Dominion Archivist of Canada
- In office 1970–1984
- Preceded by: William Kaye Lamb
- Succeeded by: Jean-Pierre Wallot

Personal details
- Born: May 20, 1919 Port La Tour, Nova Scotia, Canada
- Died: July 28, 1998 (aged 79)
- Spouse: Joanne Eileen Capstick
- Children: Gordon Heather Gail

= Wilfred I. Smith =

Wilfred I. "Wilf" Smith (May 20, 1919 - July 28, 1998) was a Canadian public servant and Dominion Archivist from 1970 to 1984.

Born in Port La Tour, Nova Scotia, Smith received a Bachelor of Arts degree in 1943 and a Master of Arts degree in 1946 from Acadia University.
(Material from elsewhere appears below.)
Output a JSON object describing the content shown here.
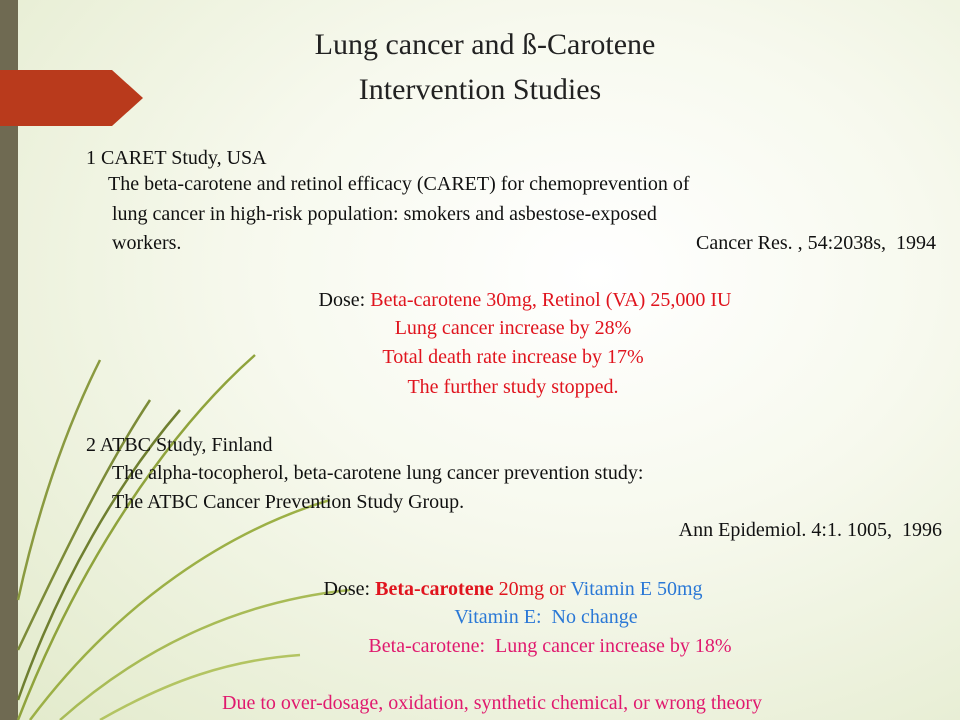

He received a Ph.D. from the University of Minnesota.

Smith joined the Public Archives of Canada in Ottawa in 1950. He was chief of the Manuscript Division (1963–1964), director of the Historical Branch (1964–1965), Assistant Dominion Archivist (1965–1968) and Acting Dominion Archivist (1968–1970). From 1970 to 1984, he was Dominion Archivist.

He was President of the Society of American Archivists from 1972 to 1973.

==Honours==
In 1985, he was made an Officer of the Order of Canada in recognition for having "developed the Public Archives of Canada into a world-class institution".